Mr. Maurice has laboured hard to prove that the Babylonians were the inventors of the Neros. This he does because he fancies it supports the Mosaic system. I shall now shew that it cannot have been invented either by them or by the Egyptians; and I suppose no one will suspect the Greeks of being the inventors of it. And this will compel us to go for it to the ancestors and country of Abraham, if we can only find out who and where they were: this I do not despair of doing in due time.

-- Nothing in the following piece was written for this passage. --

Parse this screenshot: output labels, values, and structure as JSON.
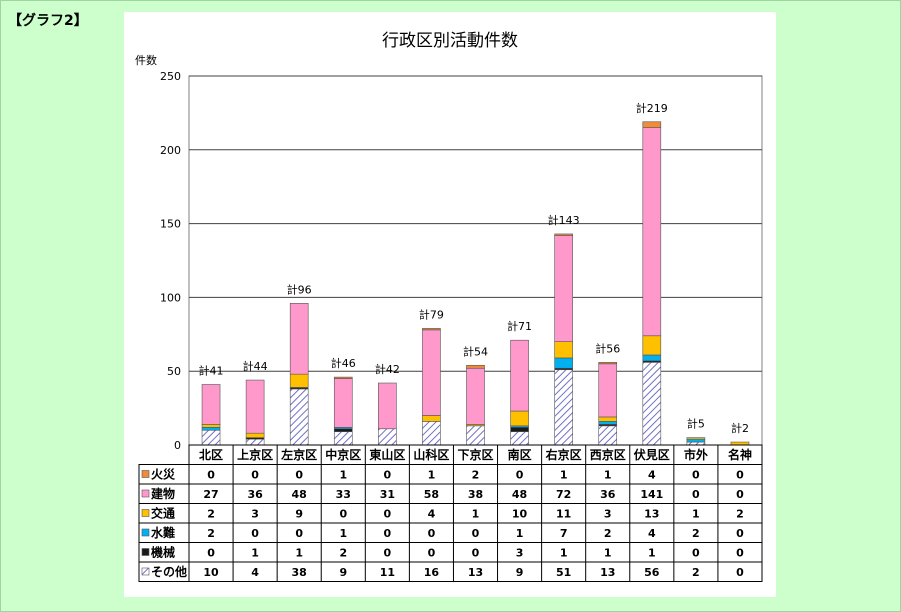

Respecting the extent of the walls of Babylon we have two histories, one of Herodotus, and the other of Diodorus Siculus, between which there appears at first to be a considerable disagreement. Herodotus states them to be, in his time, 480 furlongs; Diodorus, that they were originally made only 360, in accordance with the supposed number of days in the year; that two millions of men were employed to build a furlong a day, by which means they were completed in a year of 360 days.[1] This apparent contradiction Mr. Maurice has reconciled, by shewing from another passage of Berosus, reported by Josephus, that they were lengthened by Nebuchadnezzar, so as to equal those of Nineveh, which were 480 furlongs in extent. From this ignorance of the length of the year I conclude that the builders of Babylon could not be the inventors of the cycle of the Neros; nor could they even have known it. This fact is at once decisive against the whole of Mr. Maurice’s theory, that the Babylonians were the inventors of the ancient astronomy. I place my finger on the cycle of the Neros, and unhesitatingly maintain, that the persons acquainted with it could not have believed the year to be only 360 days long.

Mr. Maurice has shewn that the Babylonians were ignorant of the length of the year so late even as the reign of Cyrus, until which time they supposed it to consist of only 360 days. This all tends to confirm Baillie’s doctrine, that the Babylonian science is only the débris of an ancient system. The ignorance of the early Egyptians of the true length of the year is as well established as that of the Babylonians. This we learn from Diodorus Siculus, who, among other things, states that the Egyptian priests made 360 libations of milk on the tomb of Osiris, when they bewailed his death, which he says alluded to the days of the primitive year, used in the reign of that monarch.[2] I contend also, that the inventors of the Zodiac were in the same state with respect to science as the builders of Babylon, or they would not have divided it into 360 degrees only. Had they known the real length of the year, they would have made some provision for the five days.

Respecting the length of the old year, there is a very curious story in Plutarch, which has been noticed by Sir William Drummond, in his Œdipus Judaicus, p. 103, in the following words: “The number 318 is very remarkable. Plutarch relates, that a connexion having been discovered between Saturn and Rhea, the Sun threatened that the latter should not be delivered of a child in any month or year. But Mercury, who was in love with Rhea, having won from the Moon at dice the 20th part of each of her annual lunations, composed of them the 5 days, which were added to the year, and by which it was augmented from 360 to 365 days. On these 5 days Rhea brought forth Osiris, Arueris, Typhon, Isis, and Nephte. Now the old year being com-


  1. Berosus, apud Josephus, Antiq. Lib. x. Cap. xi.
  2. Diod. Sic. Lib. xvii. p. 220; Maurice, Observ. on the Ruins of Babylon, p. 39.